Наш первый совместный фильм «Пасека» был снят за пятьсот долларов. На встречах со зрителями в Роттердаме, где фильм три дня собирал аншлаг, нас постоянно спрашивали о наших затратах и при озвучивании суммы нервно смеялись.
На этот раз мы не хотели исходить из возможностей и решили впихивать в сценарий свою дурацкую фантазию и не волноваться о том, как это будет сниматься. Вдруг объявится человек, который захочет это профинансировать? Так, собственно, и случилось.
— То есть «Звездный ворс» — фильм ради фильма?
— Нет, все не так просто. В картине, конечно, есть доля абсурда, но мы хотели донести и некоторые свои мысли. Художественной метафорой, так сказать. Например, жители разных планет в картине — это своего рода социальные прослойки людей, с которыми нам приходится встречаться. Колобок — абсолютно нацистская планета, жители которой ничего не делают, ничего не производят, даже не едят, а ради собственных нужд эксплуатируют труд обезьян.
Жители планеты Атит — гопота и мрази. В гаражах любого городского спального района они так и живут (действие фильма на планете Атит происходит в гаражах. — Авт.). Конечно, мы приукрасили их поведение до откровенного свинства, но и в реальности до поросячьего визга тоже доходит.
А планета Пятачок — просто веселое, абсурдное шоу. Мы шутили про оборотней вервольфов и подумали, почему бы человеку превращаться не в волка, а в клоуна или свинью.
Сюжет фильма — путешествие не просто к разным планетам, но к мозговым центрам сверхчеловека, который оказался Богом. Таким образом мы попытались соединить науку и Бога. С одной стороны наука пытается опровергнуть его существование, в то время как мы, соответственно и наука, оказываемся его частью. Мы являемся Богом...
— У вас достаточно злые фильмы, иногда с трагичной, фарсовой концовкой.

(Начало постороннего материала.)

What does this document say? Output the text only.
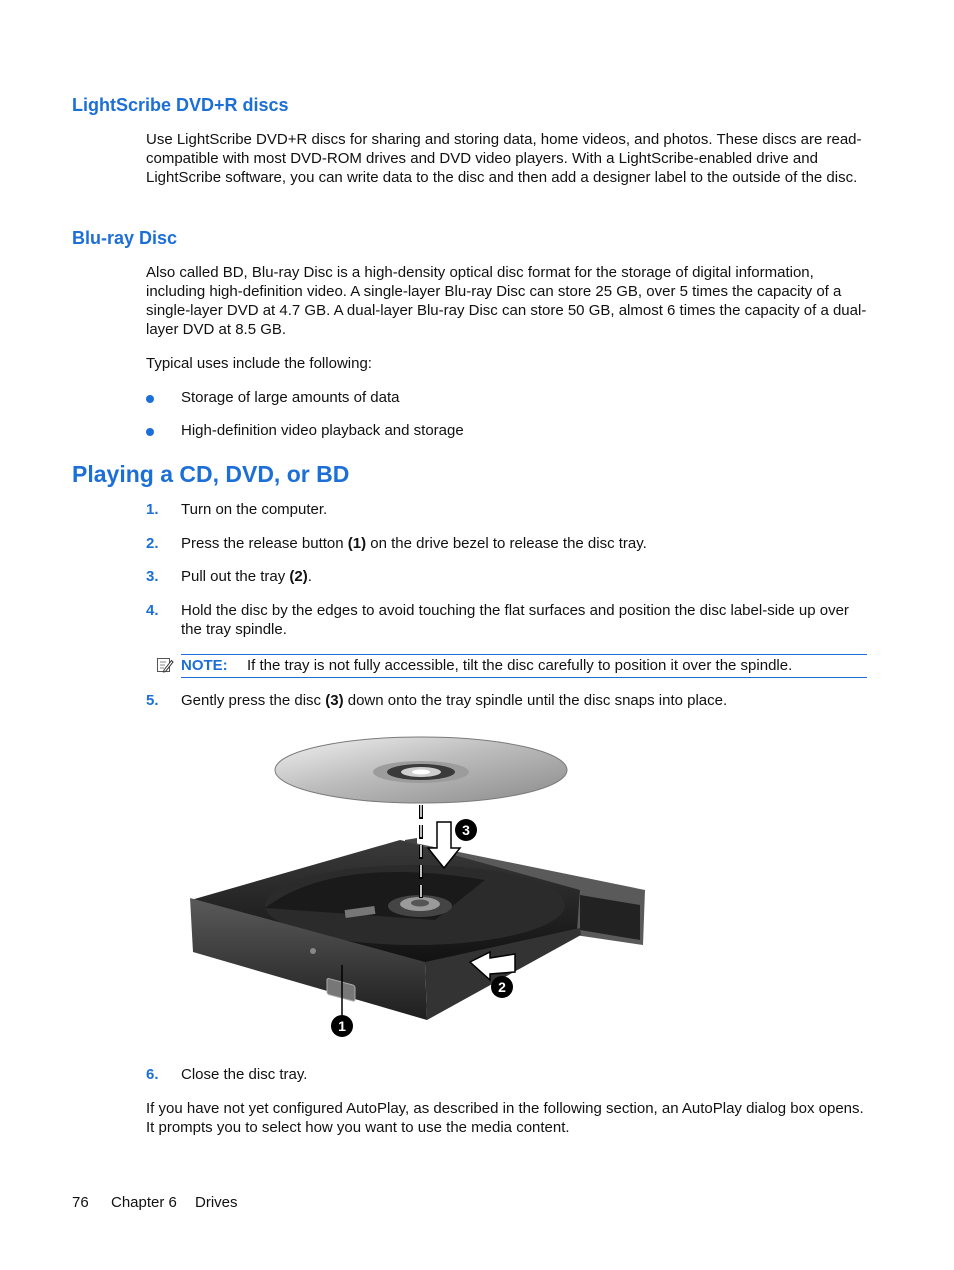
LightScribe DVD+R discs
Use LightScribe DVD+R discs for sharing and storing data, home videos, and photos. These discs are read-compatible with most DVD-ROM drives and DVD video players. With a LightScribe-enabled drive and LightScribe software, you can write data to the disc and then add a designer label to the outside of the disc.
Blu-ray Disc
Also called BD, Blu-ray Disc is a high-density optical disc format for the storage of digital information, including high-definition video. A single-layer Blu-ray Disc can store 25 GB, over 5 times the capacity of a single-layer DVD at 4.7 GB. A dual-layer Blu-ray Disc can store 50 GB, almost 6 times the capacity of a dual-layer DVD at 8.5 GB.
Typical uses include the following:
Storage of large amounts of data
High-definition video playback and storage
Playing a CD, DVD, or BD
1. Turn on the computer.
2. Press the release button (1) on the drive bezel to release the disc tray.
3. Pull out the tray (2).
4. Hold the disc by the edges to avoid touching the flat surfaces and position the disc label-side up over the tray spindle.
NOTE: If the tray is not fully accessible, tilt the disc carefully to position it over the spindle.
5. Gently press the disc (3) down onto the tray spindle until the disc snaps into place.
3
2
1
6. Close the disc tray.
If you have not yet configured AutoPlay, as described in the following section, an AutoPlay dialog box opens. It prompts you to select how you want to use the media content.
76 Chapter 6 Drives
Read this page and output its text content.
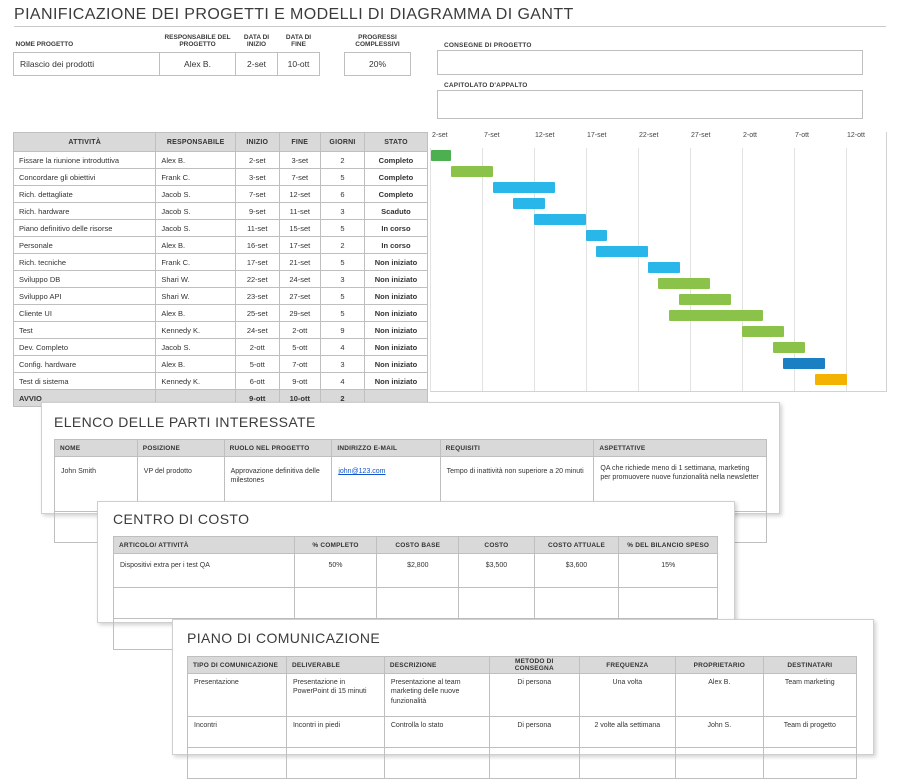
PIANIFICAZIONE DEI PROGETTI E MODELLI DI DIAGRAMMA DI GANTT
NOME PROGETTO	RESPONSABILE DEL PROGETTO	DATA DI INIZIO	DATA DI FINE		PROGRESSI COMPLESSIVI
Rilascio dei prodotti	Alex B.	2-set	10-ott		20%
CONSEGNE DI PROGETTO
CAPITOLATO D'APPALTO
ATTIVITÀ	RESPONSABILE	INIZIO	FINE	GIORNI	STATO
Fissare la riunione introduttiva	Alex B.	2-set	3-set	2	Completo
Concordare gli obiettivi	Frank C.	3-set	7-set	5	Completo
Rich. dettagliate	Jacob S.	7-set	12-set	6	Completo
Rich. hardware	Jacob S.	9-set	11-set	3	Scaduto
Piano definitivo delle risorse	Jacob S.	11-set	15-set	5	In corso
Personale	Alex B.	16-set	17-set	2	In corso
Rich. tecniche	Frank C.	17-set	21-set	5	Non iniziato
Sviluppo DB	Shari W.	22-set	24-set	3	Non iniziato
Sviluppo API	Shari W.	23-set	27-set	5	Non iniziato
Cliente UI	Alex B.	25-set	29-set	5	Non iniziato
Test	Kennedy K.	24-set	2-ott	9	Non iniziato
Dev. Completo	Jacob S.	2-ott	5-ott	4	Non iniziato
Config. hardware	Alex B.	5-ott	7-ott	3	Non iniziato
Test di sistema	Kennedy K.	6-ott	9-ott	4	Non iniziato
AVVIO		9-ott	10-ott	2	
2-set	7-set	12-set	17-set	22-set	27-set	2-ott	7-ott	12-ott
ELENCO DELLE PARTI INTERESSATE
NOME	POSIZIONE	RUOLO NEL PROGETTO	INDIRIZZO E-MAIL	REQUISITI	ASPETTATIVE
John Smith	VP del prodotto	Approvazione definitiva delle milestones	john@123.com	Tempo di inattività non superiore a 20 minuti	QA che richiede meno di 1 settimana, marketing per promuovere nuove funzionalità nella newsletter

CENTRO DI COSTO
ARTICOLO/ ATTIVITÀ	% COMPLETO	COSTO BASE	COSTO	COSTO ATTUALE	% DEL BILANCIO SPESO
Dispositivi extra per i test QA	50%	$2,800	$3,500	$3,600	15%

PIANO DI COMUNICAZIONE
TIPO DI COMUNICAZIONE	DELIVERABLE	DESCRIZIONE	METODO DI CONSEGNA	FREQUENZA	PROPRIETARIO	DESTINATARI
Presentazione	Presentazione in PowerPoint di 15 minuti	Presentazione al team marketing delle nuove funzionalità	Di persona	Una volta	Alex B.	Team marketing
Incontri	Incontri in piedi	Controlla lo stato	Di persona	2 volte alla settimana	John S.	Team di progetto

— Конечно, злые — это же сатира. Она должна быть злой, иначе это будет сомнительный юморок. Во время нашей последней плакатной выставки у нас постоянно спрашивали, зачем, мол, так зло отражать реальность... Я как-то пытался вступить в секцию плаката, где мне пренебрежительно сказали: "Ну что у вас за плакаты?.." Хотя мои работы — соцзаказы, сделанные в лучших традициях журнала "Крокодил" — висели тогда по всему Петербургу. "Вот какие должны быть плакаты!" — говорят мне и показывают свои образцы. А там изображено что-то типа срезанной елочки, "Бросайте курить", "Хватит пить"... "Вот это плакат! — говорят. — На биеннале был представлен". Ну, думаю, я рад за автора, но это ведь не сатира. Для создания плаката нужно не только художественные умения, но и какой-то словесный дар. Не все могут писать плакаты, даже у некоторых из "Колдовских художников" они получались глупыми и неинтересными. И мы об этом честно говорили друг другу.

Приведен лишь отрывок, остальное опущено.